Prävention Grenzverletzung
Grenzverletzungen können viele Formen annehmen: von Schubsen und Beleidigungen über körperliche Gewalt bis hin zu Vandalismus. In einem grossen Unternehmen wie Brändi mit 15 Standorten, rund 700 Fachpersonen und 1’300 Klient:innen sind klare Strukturen und verbindliche Regeln zentral. Zur Prävention und Aufarbeitung solcher Vorfälle arbeiten wir nach dem «Bündner Standard». Dieses Instrument hilft uns, Grenzverletzungen nach einheitlichen Kriterien zu beurteilen und professionell zu bearbeiten.
Der Bündner Standard
Der «Bündner Standard» basiert auf einem System mit vier Schweregraden. Es definiert klare Verantwortlichkeiten und Prozesse und ermöglicht eine strukturierte Beurteilung jedes Falles.
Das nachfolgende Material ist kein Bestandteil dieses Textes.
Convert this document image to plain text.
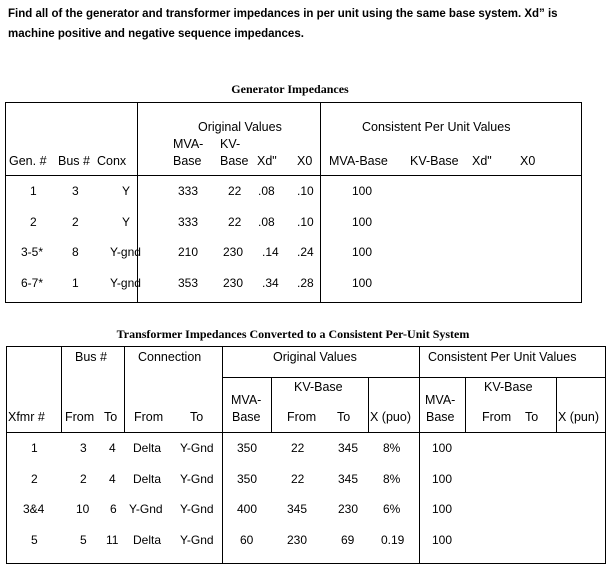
Find all of the generator and transformer impedances in per unit using the same base system. Xd” is
machine positive and negative sequence impedances.
Generator Impedances
Original Values	Consistent Per Unit Values
MVA- KV-
Gen. # Bus # Conx	Base Base Xd" X0 MVA-Base KV-Base Xd" X0
1	3	Y	333 22 .08 .10	100
2	2	Y	333 22 .08 .10	100
3-5* 8	Y-gnd	210 230 .14 .24	100
6-7* 1	Y-gnd	353 230 .34 .28	100
Transformer Impedances Converted to a Consistent Per-Unit System
Bus # Connection	Original Values	Consistent Per Unit Values
KV-Base	KV-Base
MVA-	MVA-
Xfmr # From To From To Base From To X (puo) Base From To X (pun)
1	3 4 Delta Y-Gnd 350	22	345 8%	100
2	2 4 Delta Y-Gnd 350	22	345 8%	100
3&4	10 6 Y-Gnd Y-Gnd 400 345	230 6%	100
5	5 11 Delta Y-Gnd 60	230	69 0.19 100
So können wir angemessen reagieren, Betroffene besser schützen und gleichzeitig unsere Teams entlasten. Als grösste Institution für Menschen mit Beeinträchtigung in der Schweiz tragen wir das Label «Wir arbeiten nach dem Bündner Standard» mit Stolz.
Interne Präventions- und Meldestelle
Unsere interne Präventions- und Meldestelle nimmt Meldungen zu möglichen Grenzverletzungen entgegen, führt Schulungen durch, leitet Nachsorge ein und sensibilisiert Fachpersonal und Klient:innen für das Thema. Das Team bringt umfangreiche Berufserfahrung mit, was der professionellen Bearbeitung der Fälle sehr zugutekommt.
Unsere Erfahrungen
Seit der Einführung des Standards sind zahlreiche Meldungen eingegangen. Die Klarheit darüber, wie in bestimmten Situationen zu reagieren ist, hat deutlich zugenommen. Das entlastet und schafft Sicherheit. Heute gibt es klare Abläufe und gemeinsame Kriterien, nach denen im ganzen Unternehmen beurteilt wird. Dadurch werden persönliche Einschätzungen weniger wichtig und die Qualität der Bearbeitung steigt kontinuierlich. Mit jedem gemeldeten Fall wächst die Erfahrung der Meldestelle, die dieses Wissen gezielt weiter einsetzt.